Seu Maneca não gosta de se lembrar. Mas pediu um café preto
e forte pra esposa e resolveu me contar o que aconteceu uns 70 anos atrás em Florianópolis. E
começou dizendo: “Quem é taxista antigo deve saber da história”. O Moacir (Seu
Maneca pediu pra chamar de Moacir, um nome fictício, pra evitar brincadeiras
com pessoas da família) trabalhava no ponto de taxi da Praça IX e dirigia um
Ford daqueles que a porta era uma lona de correr. Era um taxista experiente,
cuidadoso, bom motorista. Mas não imaginava que, quando aquele Dia de Finados
estivesse quase acabando, ia viver o que viveu. Passava das 11 da noite, quando
ele fez a última corrida. Deixou o passageiro no Itacorubi e, no retorno, na
porta do Cemitério São Francisco de Assis, uma jovem fez sinal para ele parar.
Bonita, bem vestida, cabelos longos e apresentava menos de 20 anos. Moacir
parou, ela embarcou, pediu, com voz calma, par que fosse deixada em casa, no
número 50 da Rua Conselheiro Mafra, e calou-se com o olhar fixado à frente.
Moacir, como todo bom motorista, puxava assunto, mas a moça não respondia.
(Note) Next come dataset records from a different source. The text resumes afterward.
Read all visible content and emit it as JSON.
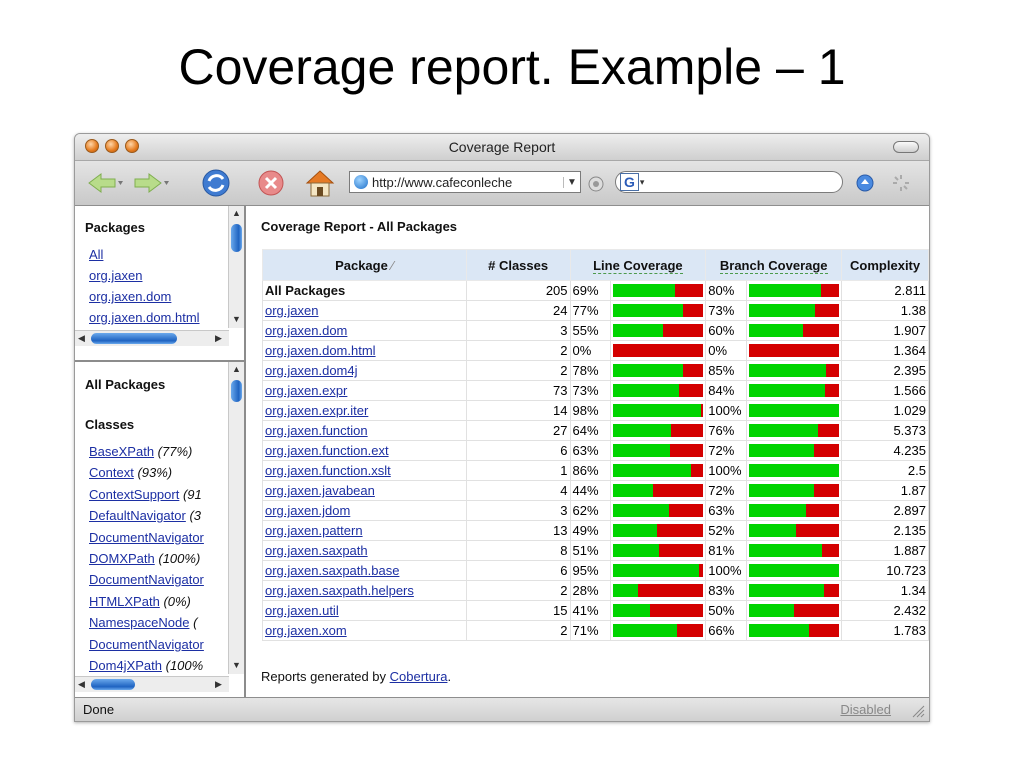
{
  "slide": {
    "title": "Coverage report. Example – 1"
  },
  "window": {
    "title": "Coverage Report",
    "url": "http://www.cafeconleche",
    "search_engine": "G"
  },
  "left_top": {
    "heading": "Packages",
    "items": [
      "All",
      "org.jaxen",
      "org.jaxen.dom",
      "org.jaxen.dom.html"
    ]
  },
  "left_bottom": {
    "heading": "All Packages",
    "subheading": "Classes",
    "classes": [
      {
        "name": "BaseXPath",
        "pct": "(77%)"
      },
      {
        "name": "Context",
        "pct": "(93%)"
      },
      {
        "name": "ContextSupport",
        "pct": "(91"
      },
      {
        "name": "DefaultNavigator",
        "pct": "(3"
      },
      {
        "name": "DocumentNavigator",
        "pct": ""
      },
      {
        "name": "DOMXPath",
        "pct": "(100%)"
      },
      {
        "name": "DocumentNavigator",
        "pct": ""
      },
      {
        "name": "HTMLXPath",
        "pct": "(0%)"
      },
      {
        "name": "NamespaceNode",
        "pct": "("
      },
      {
        "name": "DocumentNavigator",
        "pct": ""
      },
      {
        "name": "Dom4jXPath",
        "pct": "(100%"
      }
    ]
  },
  "main": {
    "title": "Coverage Report - All Packages",
    "headers": {
      "package": "Package",
      "classes": "# Classes",
      "line": "Line Coverage",
      "branch": "Branch Coverage",
      "complexity": "Complexity"
    },
    "rows": [
      {
        "name": "All Packages",
        "classes": "205",
        "line": "69%",
        "line_val": 0.69,
        "branch": "80%",
        "branch_val": 0.8,
        "complexity": "2.811",
        "summary": true
      },
      {
        "name": "org.jaxen",
        "classes": "24",
        "line": "77%",
        "line_val": 0.77,
        "branch": "73%",
        "branch_val": 0.73,
        "complexity": "1.38"
      },
      {
        "name": "org.jaxen.dom",
        "classes": "3",
        "line": "55%",
        "line_val": 0.55,
        "branch": "60%",
        "branch_val": 0.6,
        "complexity": "1.907"
      },
      {
        "name": "org.jaxen.dom.html",
        "classes": "2",
        "line": "0%",
        "line_val": 0.0,
        "branch": "0%",
        "branch_val": 0.0,
        "complexity": "1.364"
      },
      {
        "name": "org.jaxen.dom4j",
        "classes": "2",
        "line": "78%",
        "line_val": 0.78,
        "branch": "85%",
        "branch_val": 0.85,
        "complexity": "2.395"
      },
      {
        "name": "org.jaxen.expr",
        "classes": "73",
        "line": "73%",
        "line_val": 0.73,
        "branch": "84%",
        "branch_val": 0.84,
        "complexity": "1.566"
      },
      {
        "name": "org.jaxen.expr.iter",
        "classes": "14",
        "line": "98%",
        "line_val": 0.98,
        "branch": "100%",
        "branch_val": 1.0,
        "complexity": "1.029"
      },
      {
        "name": "org.jaxen.function",
        "classes": "27",
        "line": "64%",
        "line_val": 0.64,
        "branch": "76%",
        "branch_val": 0.76,
        "complexity": "5.373"
      },
      {
        "name": "org.jaxen.function.ext",
        "classes": "6",
        "line": "63%",
        "line_val": 0.63,
        "branch": "72%",
        "branch_val": 0.72,
        "complexity": "4.235"
      },
      {
        "name": "org.jaxen.function.xslt",
        "classes": "1",
        "line": "86%",
        "line_val": 0.86,
        "branch": "100%",
        "branch_val": 1.0,
        "complexity": "2.5"
      },
      {
        "name": "org.jaxen.javabean",
        "classes": "4",
        "line": "44%",
        "line_val": 0.44,
        "branch": "72%",
        "branch_val": 0.72,
        "complexity": "1.87"
      },
      {
        "name": "org.jaxen.jdom",
        "classes": "3",
        "line": "62%",
        "line_val": 0.62,
        "branch": "63%",
        "branch_val": 0.63,
        "complexity": "2.897"
      },
      {
        "name": "org.jaxen.pattern",
        "classes": "13",
        "line": "49%",
        "line_val": 0.49,
        "branch": "52%",
        "branch_val": 0.52,
        "complexity": "2.135"
      },
      {
        "name": "org.jaxen.saxpath",
        "classes": "8",
        "line": "51%",
        "line_val": 0.51,
        "branch": "81%",
        "branch_val": 0.81,
        "complexity": "1.887"
      },
      {
        "name": "org.jaxen.saxpath.base",
        "classes": "6",
        "line": "95%",
        "line_val": 0.95,
        "branch": "100%",
        "branch_val": 1.0,
        "complexity": "10.723"
      },
      {
        "name": "org.jaxen.saxpath.helpers",
        "classes": "2",
        "line": "28%",
        "line_val": 0.28,
        "branch": "83%",
        "branch_val": 0.83,
        "complexity": "1.34"
      },
      {
        "name": "org.jaxen.util",
        "classes": "15",
        "line": "41%",
        "line_val": 0.41,
        "branch": "50%",
        "branch_val": 0.5,
        "complexity": "2.432"
      },
      {
        "name": "org.jaxen.xom",
        "classes": "2",
        "line": "71%",
        "line_val": 0.71,
        "branch": "66%",
        "branch_val": 0.66,
        "complexity": "1.783"
      }
    ],
    "footer_prefix": "Reports generated by ",
    "footer_link": "Cobertura",
    "footer_suffix": "."
  },
  "statusbar": {
    "left": "Done",
    "right": "Disabled"
  },
  "colors": {
    "covered": "#00d400",
    "uncovered": "#d40000",
    "header_bg": "#dbe7f5",
    "link": "#1c2fa3"
  }
}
Tentava mudar a prosa, mas nada da jovem responder. Foi assim até chegarem ao
destino, no Centro da cidade, quando ela apontou onde queria desembarcar. Saiu
do carro e disse que ia subir para pegar o dinheiro com o pai. Moacir
concordou, ajudou a garota a sair do carro e acompanhou, só com os olhos, ela
subiu os 20 degraus que levavam à casa, no segundo piso de uma construção. Os
minutos passaram e Moacir perdeu a paciência exatamente à meia-noite. Subiu a
escada e bateu na porta. Um senhor, com lá seus 60 anos, atendeu por uma
fresta. Moacir de “boa noite” desculpou-se, disse que não queria incomodar, mas
que a filha daquele senhor havia subido pra pegar o dinheiro da corrida. Só que
já tinha se passado 20 minutos. Aquele senhor olhou para Moacir com surpresa e
disse: “Deve ter ocorrido algum engano. Eu não tenho filha”. Mais surpreso
ainda, o taxista espichou o pescoço para dentro da casa e viu um retrato na
parede. “E dela que estou falando”. Já com a esposa parada ao lado da porta, o
senhor consertou o que tinha dito: “Realmente eu tinha uma filha, mas ela
morreu tem muitos anos. Está sepultada lá no Itacorubi. E hoje nem consegui ir
lá deixar umas flores pra ela. Minha senhora não está bem de saúde... fiquei
cuidando dela”. Moacir gelou, o coração
disparou. Nem se despediu. Desceu mudo, não cobrou a corrida, não olhou pra
trás, enfiou-se no carro e foi embora. Sentido a falta dos pais no Dia de
Finados, a jovem tinha saído da cova pra ver o que tinha acontecido em casa,
naquele segundo andar da Rua Conselheiro Mafra.
Baseado na história
contada por Manoel Joaquim da
Costa, do Bairro João
Paulo, na Capital.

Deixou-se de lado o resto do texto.